Açıklamalarını sürdüren Demirel, "Bu kömür canavarına, iki köy direnemedi yok oldu. Şimdi 3 bin kişinin yaşadığı Turgut sınırına dayandılar. Ancak köyümüzün sınırından içeri giremeyecekler. Hukuk alanında, adalet önünde ne gerekiyorsa yapacağız. 45 eylem yaptık, 46'ncıyı yapacağız. Gerekirse makinaların önüne yatacağız. Çünkü sadece bizim değil, çocuklarımızın torunlarımızın geleceğini çalmak yok etmek istiyorlar. Gençliğimde çok sağlıklıydım ancak son 15 yılda astım, bronşit hastalığına yakalandım. Köyün yüzde 70'i hasta ama gidecek toprağımız, yurdumuz, yerimiz yok. Burada doğduk bıraksınlar burada huzur içinde ölelim. Biz kimseden fazla birşey istemiyoruz, para pul istemiyoruz. Doğup büyüdüğümüz topraklarda evimizde mutlu ve huzurlu yaşamak istiyoruz. Bu kömür havzaları aslında ölüm çukuru bunda kamunun ne yararı var" dedi.
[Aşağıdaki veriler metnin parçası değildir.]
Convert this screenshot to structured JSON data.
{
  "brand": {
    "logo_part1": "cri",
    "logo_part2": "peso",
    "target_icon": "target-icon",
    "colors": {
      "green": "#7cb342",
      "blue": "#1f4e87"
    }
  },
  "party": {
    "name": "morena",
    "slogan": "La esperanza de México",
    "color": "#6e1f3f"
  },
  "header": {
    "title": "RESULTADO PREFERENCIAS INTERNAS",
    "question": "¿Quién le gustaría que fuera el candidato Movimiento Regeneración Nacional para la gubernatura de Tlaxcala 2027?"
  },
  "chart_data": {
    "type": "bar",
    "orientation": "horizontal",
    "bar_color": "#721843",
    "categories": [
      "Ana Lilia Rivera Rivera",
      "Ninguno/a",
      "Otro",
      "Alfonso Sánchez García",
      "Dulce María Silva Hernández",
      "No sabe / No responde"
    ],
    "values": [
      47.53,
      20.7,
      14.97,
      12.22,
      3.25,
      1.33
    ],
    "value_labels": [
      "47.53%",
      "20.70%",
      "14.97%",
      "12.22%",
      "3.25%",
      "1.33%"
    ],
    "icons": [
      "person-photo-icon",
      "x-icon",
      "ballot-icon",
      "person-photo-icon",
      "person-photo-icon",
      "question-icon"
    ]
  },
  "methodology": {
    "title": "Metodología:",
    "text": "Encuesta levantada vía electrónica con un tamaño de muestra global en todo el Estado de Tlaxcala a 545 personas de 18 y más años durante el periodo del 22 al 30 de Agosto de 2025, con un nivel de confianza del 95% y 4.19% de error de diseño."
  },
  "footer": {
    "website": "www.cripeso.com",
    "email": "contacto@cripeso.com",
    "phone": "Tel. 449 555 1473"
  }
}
"ZEYTİNLİKLERİMİZİ VERMEYECEĞİZ"

Eyleme katılanlardan evli, bir çocuk ve 2 torun sahibi 63 yaşındaki Sultan Mavi ise 9 dönüm arazisi içerisinde asırlık 200 zeytin ağacı bulunduğunu belirterek, "Kömür havzası geldi, köyümüzün tarlamızın sınırına dayandı. Zaten çeyrek asırdır nefes alamaz halde yaşıyoruz. Köyün yüzde 70'si astım ve kanser hastası oldu. Ne yazıkki çaresisiz, gidecek yurdumuz toprağımız yok. Tek geçim kaynağım, zeytin tarlam. Oradan aldığım yılda 3 ton zeytin ile geçimimizi sağlıyoruz. Şimdi maden ocağı ve kömür havzası diyerek zeytinliğimizi almak istiyorlar. Peki biz ne yiyeceği ne içeceğiz. Çocuğum, torunlarım nerede yaşayacak. Zeytinliklerimizi vermeyeceğiz. Turgut zeytinlerini, kömürcüler almakta kararlı ama köylüler de arazilerini vermemekte kararlı. Kazdıkları yer Lagina Antik Kenti. Köyün üzerine nükleer bomba atın, sonra burasını alabilirsiniz. Sularımızı da kirletiyorlar. Çevremizdeki dağlar, delik deşik" dedi. Topluluk eylemden sonra sessizce dağıldı.